Сильные руки маркиза обвили ее плечи, и прежде чем Ровена успела понять, что происходит, губы его нашли ее губы.
В первое мгновение шок от происходящего мешал Ровене почувствовать что-нибудь, кроме изумления. Потом она осознала, что находится в плену губ и рук маркиза и неспособна больше ни думать, ни шевелиться.
Губы его были твердыми и в то же время нежными, и что-то теплое и приятное, поднимаясь внутри Ровены, заставило ее тело крепко прильнуть к сильному телу маркиза.
Ее охватил вдруг неописуемый восторг. Ровена словно мечтала об этом всю свою жизнь, только не догадывалась раньше, о чем именно мечтает.
Это было ощущение сродни восторгу при виде прекрасного заката или благоухающего аромата роз, только гораздо более волнующее и острое. На нее нахлынуло вдруг все, что она чувствовала к маркизу, и еще много, много больше.

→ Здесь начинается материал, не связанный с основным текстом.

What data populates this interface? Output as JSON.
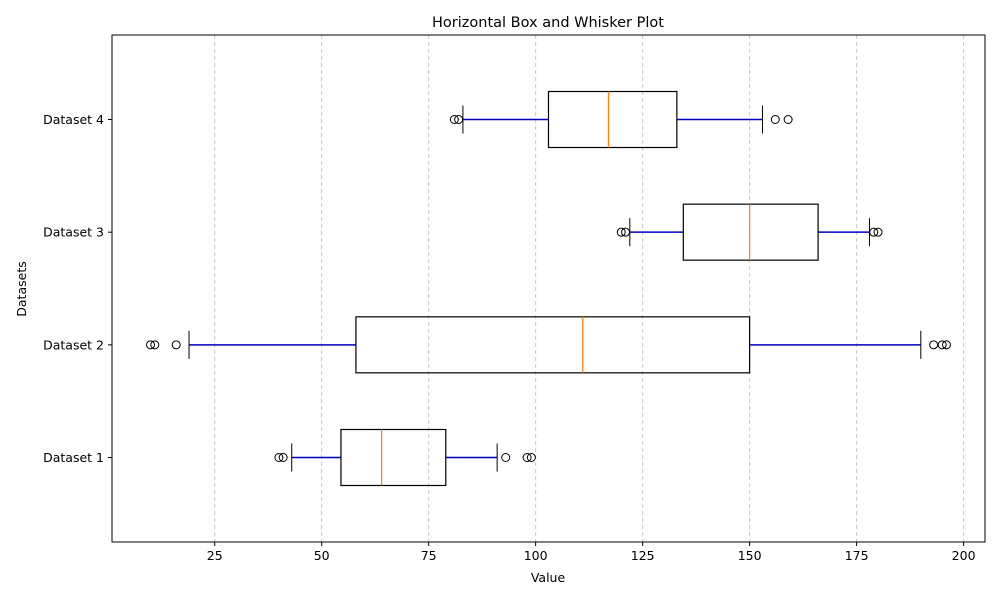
{
  "chart_data": {
    "type": "boxplot",
    "orientation": "horizontal",
    "title": "Horizontal Box and Whisker Plot",
    "xlabel": "Value",
    "ylabel": "Datasets",
    "xlim": [
      1,
      205
    ],
    "xticks": [
      25,
      50,
      75,
      100,
      125,
      150,
      175,
      200
    ],
    "grid": "x-axis dashed",
    "colors": {
      "box": "#000000",
      "median": "#ff7f0e",
      "whisker": "#0000bb",
      "grid": "#c8c8c8"
    },
    "series": [
      {
        "name": "Dataset 1",
        "whisker_low": 43,
        "q1": 54.5,
        "median": 64,
        "q3": 79,
        "whisker_high": 91,
        "outliers": [
          40,
          41,
          93,
          98,
          99
        ]
      },
      {
        "name": "Dataset 2",
        "whisker_low": 19,
        "q1": 58,
        "median": 111,
        "q3": 150,
        "whisker_high": 190,
        "outliers": [
          10,
          11,
          16,
          193,
          195,
          196
        ]
      },
      {
        "name": "Dataset 3",
        "whisker_low": 122,
        "q1": 134.5,
        "median": 150,
        "q3": 166,
        "whisker_high": 178,
        "outliers": [
          120,
          121,
          179,
          180
        ]
      },
      {
        "name": "Dataset 4",
        "whisker_low": 83,
        "q1": 103,
        "median": 117,
        "q3": 133,
        "whisker_high": 153,
        "outliers": [
          81,
          82,
          156,
          159
        ]
      }
    ]
  }
}
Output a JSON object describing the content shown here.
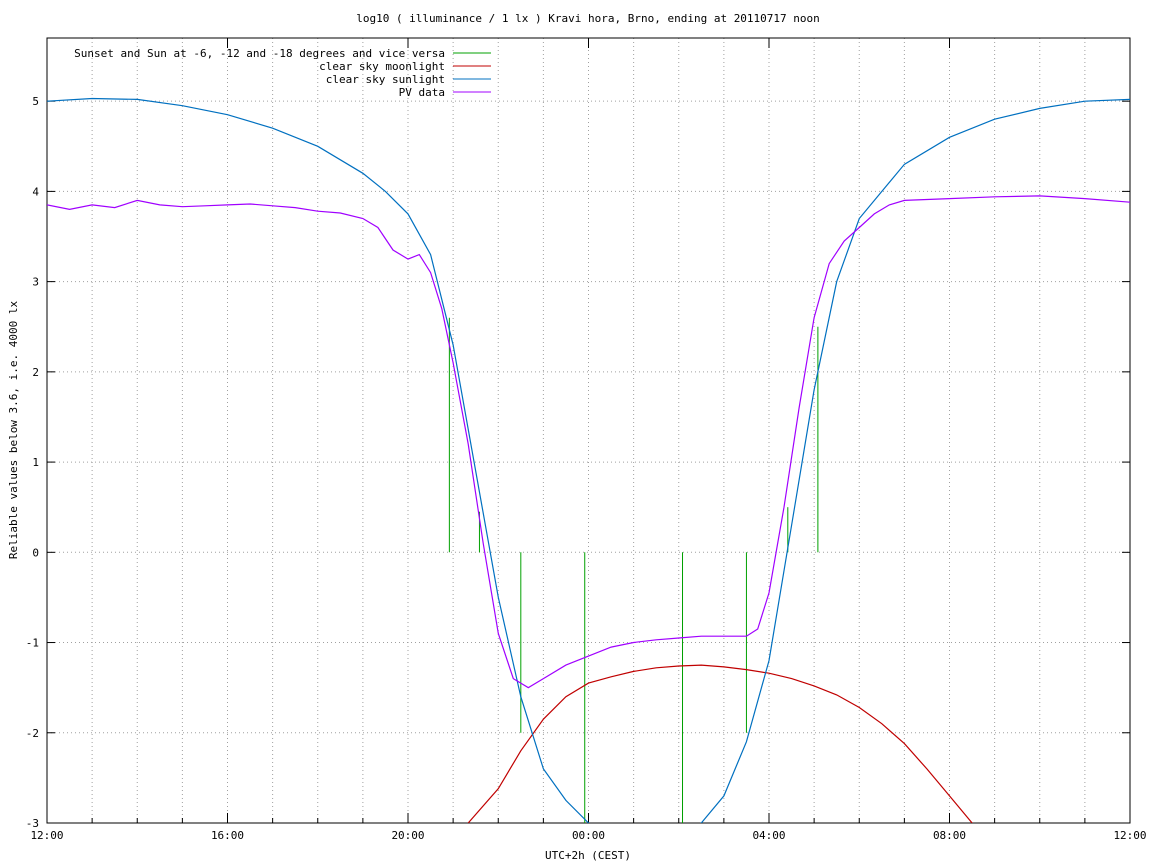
{
  "chart_data": {
    "type": "line",
    "title": "log10 ( illuminance / 1 lx ) Kravi hora, Brno, ending at 20110717 noon",
    "xlabel": "UTC+2h (CEST)",
    "ylabel": "Reliable values below 3.6, i.e. 4000 lx",
    "x_unit": "hour of day",
    "xlim": [
      "12:00",
      "12:00"
    ],
    "ylim": [
      -3,
      5.7
    ],
    "x_ticks": [
      "12:00",
      "16:00",
      "20:00",
      "00:00",
      "04:00",
      "08:00",
      "12:00"
    ],
    "y_ticks": [
      "-3",
      "-2",
      "-1",
      "0",
      "1",
      "2",
      "3",
      "4",
      "5"
    ],
    "grid": true,
    "legend_position": "top-left",
    "series": [
      {
        "name": "Sunset and Sun at -6, -12 and -18 degrees and vice versa",
        "color": "#00a000",
        "segments": [
          {
            "x": "20:55",
            "y": [
              0,
              2.6
            ]
          },
          {
            "x": "21:35",
            "y": [
              0,
              0.45
            ]
          },
          {
            "x": "22:30",
            "y": [
              -2,
              0
            ]
          },
          {
            "x": "23:55",
            "y": [
              -3,
              0
            ]
          },
          {
            "x": "02:05",
            "y": [
              -3,
              0
            ]
          },
          {
            "x": "03:30",
            "y": [
              -2,
              0
            ]
          },
          {
            "x": "04:25",
            "y": [
              0,
              0.5
            ]
          },
          {
            "x": "05:05",
            "y": [
              0,
              2.5
            ]
          }
        ]
      },
      {
        "name": "clear sky moonlight",
        "color": "#c00000",
        "x": [
          "21:20",
          "22:00",
          "22:30",
          "23:00",
          "23:30",
          "00:00",
          "00:30",
          "01:00",
          "01:30",
          "02:00",
          "02:30",
          "03:00",
          "03:30",
          "04:00",
          "04:30",
          "05:00",
          "05:30",
          "06:00",
          "06:30",
          "07:00",
          "07:30",
          "08:00",
          "08:30"
        ],
        "y": [
          -3.0,
          -2.62,
          -2.2,
          -1.85,
          -1.6,
          -1.45,
          -1.38,
          -1.32,
          -1.28,
          -1.26,
          -1.25,
          -1.27,
          -1.3,
          -1.34,
          -1.4,
          -1.48,
          -1.58,
          -1.72,
          -1.9,
          -2.12,
          -2.4,
          -2.7,
          -3.0
        ]
      },
      {
        "name": "clear sky sunlight",
        "color": "#0070c0",
        "x": [
          "12:00",
          "13:00",
          "14:00",
          "15:00",
          "16:00",
          "17:00",
          "18:00",
          "19:00",
          "19:30",
          "20:00",
          "20:30",
          "21:00",
          "21:30",
          "22:00",
          "22:30",
          "23:00",
          "23:30",
          "00:00",
          "00:30",
          "01:00",
          "01:30",
          "02:00",
          "02:30",
          "03:00",
          "03:30",
          "04:00",
          "04:30",
          "05:00",
          "05:30",
          "06:00",
          "07:00",
          "08:00",
          "09:00",
          "10:00",
          "11:00",
          "12:00"
        ],
        "y": [
          5.0,
          5.03,
          5.02,
          4.95,
          4.85,
          4.7,
          4.5,
          4.2,
          4.0,
          3.75,
          3.3,
          2.3,
          0.9,
          -0.5,
          -1.6,
          -2.4,
          -2.75,
          -3.0,
          -3.3,
          -3.5,
          -3.5,
          -3.3,
          -3.0,
          -2.7,
          -2.1,
          -1.2,
          0.3,
          1.8,
          3.0,
          3.7,
          4.3,
          4.6,
          4.8,
          4.92,
          5.0,
          5.02
        ]
      },
      {
        "name": "PV data",
        "color": "#a000ff",
        "x": [
          "12:00",
          "12:30",
          "13:00",
          "13:30",
          "14:00",
          "14:30",
          "15:00",
          "15:30",
          "16:00",
          "16:30",
          "17:00",
          "17:30",
          "18:00",
          "18:30",
          "19:00",
          "19:20",
          "19:40",
          "20:00",
          "20:15",
          "20:30",
          "20:45",
          "21:00",
          "21:20",
          "21:40",
          "22:00",
          "22:20",
          "22:40",
          "23:00",
          "23:30",
          "00:00",
          "00:30",
          "01:00",
          "01:30",
          "02:00",
          "02:30",
          "03:00",
          "03:30",
          "03:45",
          "04:00",
          "04:20",
          "04:40",
          "05:00",
          "05:20",
          "05:40",
          "06:00",
          "06:20",
          "06:40",
          "07:00",
          "08:00",
          "09:00",
          "10:00",
          "11:00",
          "12:00"
        ],
        "y": [
          3.85,
          3.8,
          3.85,
          3.82,
          3.9,
          3.85,
          3.83,
          3.84,
          3.85,
          3.86,
          3.84,
          3.82,
          3.78,
          3.76,
          3.7,
          3.6,
          3.35,
          3.25,
          3.3,
          3.1,
          2.7,
          2.1,
          1.2,
          0.1,
          -0.9,
          -1.4,
          -1.5,
          -1.4,
          -1.25,
          -1.15,
          -1.05,
          -1.0,
          -0.97,
          -0.95,
          -0.93,
          -0.93,
          -0.93,
          -0.85,
          -0.45,
          0.5,
          1.6,
          2.6,
          3.2,
          3.45,
          3.6,
          3.75,
          3.85,
          3.9,
          3.92,
          3.94,
          3.95,
          3.92,
          3.88
        ]
      }
    ]
  }
}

Маркиз привлек ее ближе к себе, и Ровена почувствовала, что перестает быть собой и становится частью этого сильного мужчины, частью его красоты и обаяния, и даже его гордости, с которой так долго пыталась бороться.
Губы его становились все настойчивее, и, словно молния, пронизывало все ее тело, испепеляя душу, неистовое наслаждение, о существовании которого она даже не подозревала до сих пор.
Все было так чудесно, так восхитительно, и в то же время от непонятной слабости у нее подкашивались колени, и Ровена прижалась крепче к маркизу, чтобы не потерять, не выпустить из рук то, что казалось ей сейчас даром богов.
Через несколько секунд маркиз поднял голову.
— Ты такая красивая, Ровена, — прошептал он. — Такая неправдоподобно красивая. Увидев тебя впервые, я решил, что оказался на небесах и меня встречает там ангел.
Невозможно было ответить на это хоть что-нибудь. Ровена могла только смотреть на маркиза горящими глазами, губы ее слегка подрагивали, еще не остыв от поцелуя.
— Я люблю тебя! — сказал маркиз. — И знаю, что ты тоже меня любишь.
И он рывком, не скрывая своей страсти, притянул девушку к себе.
— Но я заставлю тебя полюбить меня еще больше. О, моя дорогая, ты так прекрасна и так невинна. Я даже не подозревал, что на свете может существовать такая прелестная девушка.
И снова губы его коснулись губ Ровены. На этот раз поцелуй был страстным и требовательным, словно маркиз хотел завоевать ее, убедиться, что она всецело принадлежит ему.
Когда маркиз снова разжал объятия, Ровене показалось, что прошла целая вечность.